No matter whose side you found yourself on in Mo'Nique's Hollywood saga, what has always been evident was the amount of tone policing involved when the comedian spoke her peace. With the stereotype of the “angry Black woman” always a mere stone's throw away, she and other Black women are consistently the victims of gaslighting and misdirection when it comes to how they speak and act. There's little doubt she's immune to this reality.

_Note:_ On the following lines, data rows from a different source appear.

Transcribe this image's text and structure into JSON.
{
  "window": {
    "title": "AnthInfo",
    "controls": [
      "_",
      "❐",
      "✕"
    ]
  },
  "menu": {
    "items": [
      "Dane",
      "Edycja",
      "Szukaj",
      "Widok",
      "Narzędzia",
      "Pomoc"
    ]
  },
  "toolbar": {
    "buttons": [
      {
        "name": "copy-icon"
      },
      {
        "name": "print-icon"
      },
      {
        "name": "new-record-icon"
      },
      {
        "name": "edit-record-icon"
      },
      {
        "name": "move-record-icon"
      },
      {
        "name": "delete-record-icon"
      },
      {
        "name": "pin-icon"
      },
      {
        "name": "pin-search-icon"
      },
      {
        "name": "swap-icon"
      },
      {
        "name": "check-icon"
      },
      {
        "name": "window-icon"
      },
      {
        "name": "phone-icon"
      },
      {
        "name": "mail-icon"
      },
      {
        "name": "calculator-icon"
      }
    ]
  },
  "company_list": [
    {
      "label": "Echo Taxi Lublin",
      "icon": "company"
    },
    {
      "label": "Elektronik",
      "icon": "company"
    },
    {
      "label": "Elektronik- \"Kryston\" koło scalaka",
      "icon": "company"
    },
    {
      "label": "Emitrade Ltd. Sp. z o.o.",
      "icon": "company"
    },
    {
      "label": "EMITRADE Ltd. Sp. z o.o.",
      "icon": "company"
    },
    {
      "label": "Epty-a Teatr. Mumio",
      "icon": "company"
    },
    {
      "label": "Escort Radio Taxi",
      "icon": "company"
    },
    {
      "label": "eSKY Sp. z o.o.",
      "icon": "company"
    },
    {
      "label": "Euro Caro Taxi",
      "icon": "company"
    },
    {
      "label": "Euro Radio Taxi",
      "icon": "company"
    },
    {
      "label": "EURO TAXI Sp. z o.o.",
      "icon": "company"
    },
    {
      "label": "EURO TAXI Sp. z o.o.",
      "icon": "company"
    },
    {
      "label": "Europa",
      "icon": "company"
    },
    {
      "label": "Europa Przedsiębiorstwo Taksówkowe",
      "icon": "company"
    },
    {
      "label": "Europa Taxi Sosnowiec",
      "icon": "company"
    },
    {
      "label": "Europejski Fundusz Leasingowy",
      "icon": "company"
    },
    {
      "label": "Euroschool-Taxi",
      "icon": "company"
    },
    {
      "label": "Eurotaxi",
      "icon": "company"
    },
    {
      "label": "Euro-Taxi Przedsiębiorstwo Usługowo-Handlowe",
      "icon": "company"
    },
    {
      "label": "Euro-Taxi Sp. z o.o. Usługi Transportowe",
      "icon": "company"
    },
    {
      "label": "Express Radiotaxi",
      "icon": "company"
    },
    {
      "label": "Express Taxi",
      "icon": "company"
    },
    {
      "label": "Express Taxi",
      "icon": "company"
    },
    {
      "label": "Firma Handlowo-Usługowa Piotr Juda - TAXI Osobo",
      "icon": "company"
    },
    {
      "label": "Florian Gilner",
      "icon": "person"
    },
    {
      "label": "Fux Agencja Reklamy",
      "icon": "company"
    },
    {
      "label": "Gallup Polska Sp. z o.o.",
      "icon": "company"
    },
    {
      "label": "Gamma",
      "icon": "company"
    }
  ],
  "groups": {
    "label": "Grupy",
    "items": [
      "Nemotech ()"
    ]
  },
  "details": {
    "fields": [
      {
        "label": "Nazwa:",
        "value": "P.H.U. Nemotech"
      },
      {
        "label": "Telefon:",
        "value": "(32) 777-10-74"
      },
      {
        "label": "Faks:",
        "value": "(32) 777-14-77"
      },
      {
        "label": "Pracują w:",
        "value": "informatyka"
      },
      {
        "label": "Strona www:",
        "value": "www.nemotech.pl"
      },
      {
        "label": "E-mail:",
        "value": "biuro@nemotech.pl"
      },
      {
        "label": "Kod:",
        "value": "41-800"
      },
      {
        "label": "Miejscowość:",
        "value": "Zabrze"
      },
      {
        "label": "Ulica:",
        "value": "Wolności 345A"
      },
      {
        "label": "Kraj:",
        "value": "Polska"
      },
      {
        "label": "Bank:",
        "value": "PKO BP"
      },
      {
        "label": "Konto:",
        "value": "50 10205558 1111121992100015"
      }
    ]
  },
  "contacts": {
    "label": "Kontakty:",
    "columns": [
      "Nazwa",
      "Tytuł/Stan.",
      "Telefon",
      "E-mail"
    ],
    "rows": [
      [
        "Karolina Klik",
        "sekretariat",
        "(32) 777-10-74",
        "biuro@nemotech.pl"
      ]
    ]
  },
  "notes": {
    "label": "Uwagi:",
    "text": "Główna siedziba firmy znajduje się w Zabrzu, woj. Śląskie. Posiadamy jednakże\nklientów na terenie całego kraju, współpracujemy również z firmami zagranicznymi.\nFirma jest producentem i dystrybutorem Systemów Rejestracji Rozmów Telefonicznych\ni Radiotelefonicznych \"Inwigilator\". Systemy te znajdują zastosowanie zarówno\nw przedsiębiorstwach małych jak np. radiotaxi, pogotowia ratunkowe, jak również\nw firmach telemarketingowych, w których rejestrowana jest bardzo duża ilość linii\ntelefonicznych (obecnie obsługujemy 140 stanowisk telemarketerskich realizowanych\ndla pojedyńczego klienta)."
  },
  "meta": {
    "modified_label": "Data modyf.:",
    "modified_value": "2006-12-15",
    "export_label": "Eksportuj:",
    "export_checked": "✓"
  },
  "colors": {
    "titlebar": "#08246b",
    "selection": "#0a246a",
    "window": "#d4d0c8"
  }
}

What's more, in 2018, Netflix offered the seasoned comedian and Academy Award winner $500,000 for a special during a time when the streaming service had handed out multi-million dollar deals to other male and white female stars. DeRay Davis went on record saying he was offered $5 million, while Wanda Sykes was only offered $250,000. Mo’Nique called for a boycott of the company and filed a discrimination lawsuit.

While most of us will never be in the position to ink a multi-million dollar deal, here Mo'Nique was again on the receiving end of something that plagues Black women: our pay gap. Last year, a judge ruled that Mo’Nique’s lawsuit was novel and could move forward as Netflix had failed to give a standard industry counter-offer, per Deadline. 

In essence, Black women are tone policed, over-policed, underpaid, over scrutinized, body shamed and overwhelmingly underestimated. Mo’Nique has rallied against these things her entire career. It’s odd that after all the ways she fought for unapologetic Black womanhood, that she would turn around and play respectability police over a bonnet or scarf on a mid-day flight to Charlotte.